Le groupe TA584 redouble d’activité et élargit ses cibles et ses techniques. Avec Tsundere Bot et ClickFix, il impose une pression constante sur les défenses informatiques.
TA584 n’est pas un acteur comme les autres. Suivi de près par Proofpoint, ce groupe cybercriminel multiplie les campagnes à un rythme effréné, avec une agilité déconcertante. En 2025, ses offensives ont triplé en volume et s’étendent de l’Amérique du Nord à l’Europe. Il intègre de nouveaux outils comme Tsundere Bot et une technique d’ingénierie sociale redoutable : ClickFix. Les chercheurs soulignent une mutation permanente qui rendent obsolètes les dispositifs de détection statiques.

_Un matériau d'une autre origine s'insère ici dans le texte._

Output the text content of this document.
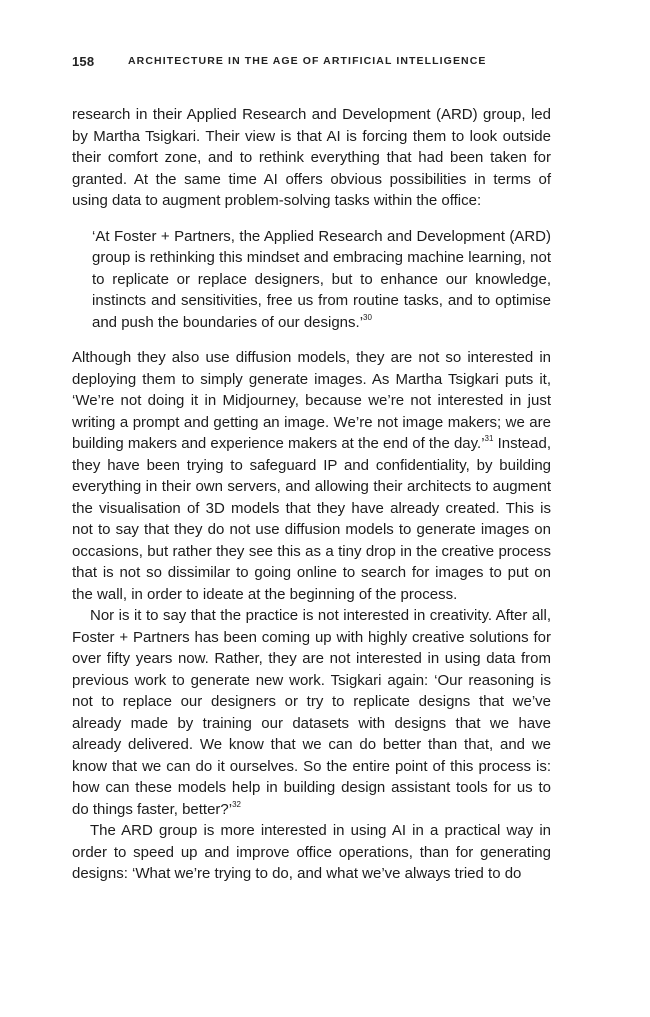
158	ARCHITECTURE IN THE AGE OF ARTIFICIAL INTELLIGENCE

research in their Applied Research and Development (ARD) group, led by Martha Tsigkari. Their view is that AI is forcing them to look outside their comfort zone, and to rethink everything that had been taken for granted. At the same time AI offers obvious possibilities in terms of using data to augment problem-solving tasks within the office:

‘At Foster + Partners, the Applied Research and Development (ARD) group is rethinking this mindset and embracing machine learning, not to replicate or replace designers, but to enhance our knowledge, instincts and sensitivities, free us from routine tasks, and to optimise and push the boundaries of our designs.’$^{30}$

Although they also use diffusion models, they are not so interested in deploying them to simply generate images. As Martha Tsigkari puts it, ‘We’re not doing it in Midjourney, because we’re not interested in just writing a prompt and getting an image. We’re not image makers; we are building makers and experience makers at the end of the day.’$^{31}$ Instead, they have been trying to safeguard IP and confidentiality, by building everything in their own servers, and allowing their architects to augment the visualisation of 3D models that they have already created. This is not to say that they do not use diffusion models to generate images on occasions, but rather they see this as a tiny drop in the creative process that is not so dissimilar to going online to search for images to put on the wall, in order to ideate at the beginning of the process.

Nor is it to say that the practice is not interested in creativity. After all, Foster + Partners has been coming up with highly creative solutions for over fifty years now. Rather, they are not interested in using data from previous work to generate new work. Tsigkari again: ‘Our reasoning is not to replace our designers or try to replicate designs that we’ve already made by training our datasets with designs that we have already delivered. We know that we can do better than that, and we know that we can do it ourselves. So the entire point of this process is: how can these models help in building design assistant tools for us to do things faster, better?’$^{32}$

The ARD group is more interested in using AI in a practical way in order to speed up and improve office operations, than for generating designs: ‘What we’re trying to do, and what we’ve always tried to do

Une cadence infernale et des leurres ultra-ciblés
En coulisses, TA584 orchestre une succession rapide d’attaques aux contours sans cesse renouvelés. Chaque campagne dure parfois moins de 48 heures. L’acteur joue sur la localisation fine de ses appâts. Il mime des entités connues comme PayPal ou des hôpitaux pour s’adapter à chaque zone géographique. L’Europe, notamment l’Allemagne, est devenue une cible régulière au fil de l’année. Cette capacité à ajuster thèmes, marques et langues déjoue nombre de systèmes de filtrage automatisés. Il garde un fil rouge social engineering.
ClickFix : l’art de manipuler les utilisateurs eux-mêmes
Depuis l’été 2025, TA584 généralise l’usage de ClickFix, une méthode qui consiste à pousser la victime à copier-coller une commande PowerShell, via un faux message d’erreur. Cette démarche détourne la vigilance et rend l’attaque plus difficile à détecter, car déclenchée manuellement. Le code exécute ensuite un script distant, installe Node.js et lance une charge malveillante. En même temps, il masque son activité à l’aide de processus légitimes. Le tout dans un enchaînement fluide, invisible pour l’utilisateur.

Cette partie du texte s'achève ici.